In September, WhatsApp told govt 121 individuals affected by Pegasus spyware

Update: 2019-11-02 05:55 GMT

New Delhi: In September, almost four months after it first informed government agencies about the vulnerability in its service, WhatsApp informed Indian authorities that 121 individuals were compromised by the NSO 'spyware', sources in the Facebook-owned company said. The Indian Express could not independently verify the number, though it is learnt that the number has not changed since.

On Thursday, The Indian Express had reported that journalists and human rights activists in India were among the 1400 targets of surveillance by operators using Israeli firm NSO's spyware Pegasus. After the Indian government sought an explanation, on Friday, WhatsApp responded to the government again and explained its lawsuit in a California court.

As per the Cert-In website, the nodal agency has been mandated to, among other things, "forecast and alert of cyber security incidents", come up with "emergency measures for handling" such incidents and issue "guidelines and advisories" when needed. The homepage of the site itself lists vulnerabilities in everything from Apple's iOS to Microsoft Windows.

In its lawsuit filed in the Northern District of California courts on October 29 against the NSO Group Technologies Limited and Q Cyber Technologies Limited, WhatsApp had claimed that in and around April 2019 and May 2019, the "defendants used WhatsApp servers, located in the United States and elsewhere, to send malware to approximately 1,400 mobile phones and devices" for surveillance. The suit claimed since the NSO was "unable to break WhatsApp's end-to-end encryption", they "developed their malware in order to access messages and other communications after they were decrypted on Target Devices".

Sources in WhatsApp said that while the vulnerability in its product was the entry point for the attack, "for an SOS malware to be affected, it needs to take advantage of multiple vulnerabilities in the phone". "It needs a starting point, and we've acknowledged that in this case happened through our voice calling."

The lawsuit claims the "Defendants set up various computer infrastructure, including WhatsApp accounts and remote servers" and then "used WhatsApp accounts to initiate calls through Plaintiffs' servers that were designed to secretly inject malicious code onto Target Devices". It then "caused the malicious code to execute on some of the Target Devices, creating a connection between those Target Devices and computers controlled by Defendants (the "remote servers")".

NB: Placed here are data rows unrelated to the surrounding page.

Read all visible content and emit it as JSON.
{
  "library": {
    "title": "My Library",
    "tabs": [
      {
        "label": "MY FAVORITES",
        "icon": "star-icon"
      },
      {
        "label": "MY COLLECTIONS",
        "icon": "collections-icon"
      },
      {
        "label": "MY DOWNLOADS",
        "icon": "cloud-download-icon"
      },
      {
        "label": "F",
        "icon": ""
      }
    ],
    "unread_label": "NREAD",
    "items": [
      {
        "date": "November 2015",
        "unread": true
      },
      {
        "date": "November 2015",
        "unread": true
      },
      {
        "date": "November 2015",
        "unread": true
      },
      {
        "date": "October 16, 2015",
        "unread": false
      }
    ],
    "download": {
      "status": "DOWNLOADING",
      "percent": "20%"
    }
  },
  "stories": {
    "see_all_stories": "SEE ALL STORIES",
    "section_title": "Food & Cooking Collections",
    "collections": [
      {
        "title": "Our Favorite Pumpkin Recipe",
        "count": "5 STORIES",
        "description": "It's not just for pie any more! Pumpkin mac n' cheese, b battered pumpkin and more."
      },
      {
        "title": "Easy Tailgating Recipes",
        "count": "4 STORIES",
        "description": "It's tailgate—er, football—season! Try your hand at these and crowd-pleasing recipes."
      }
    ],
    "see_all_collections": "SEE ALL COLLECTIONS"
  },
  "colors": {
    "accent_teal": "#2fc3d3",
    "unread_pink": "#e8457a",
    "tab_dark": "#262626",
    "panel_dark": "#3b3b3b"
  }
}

The lawsuit claims the between January 2018 and May 2019, NSO created WhatsApp accounts "using telephone numbers registered in different counties, including Cyprus, Israel, Brazil, Indonesia, Sweden, and the Netherlands". They also "leased and caused to be leased servers and internet hosting services in different countries, including the United States, in order to connect the Target Devices to a network of remote servers intended to distribute malware and relay commands to the Target Devices". WhatsApp claimed these servers were owned by Choopa, Quadranet and Amazon Web Services, among others. "The IP address of one of the malicious servers was previously associated with subdomains used by Defendants."

As per WhatsApp, NSO "reverse-engineered the WhatsApp app and developed a program to enable them to emulate legitimate WhatsApp network traffic in order to transmit malicious code—undetected—to Target Devices over WhatsApp servers". "To avoid the technical restrictions built into WhatsApp Signaling Servers," the lawsuit claimed, "Defendants formatted call initiation messages containing malicious code to appear like a legitimate call and concealed the code within call settings… Once Defendants' calls were delivered to the Target Device, they injected the malicious code into the memory of the Target Device—even when the Target User did not answer the call."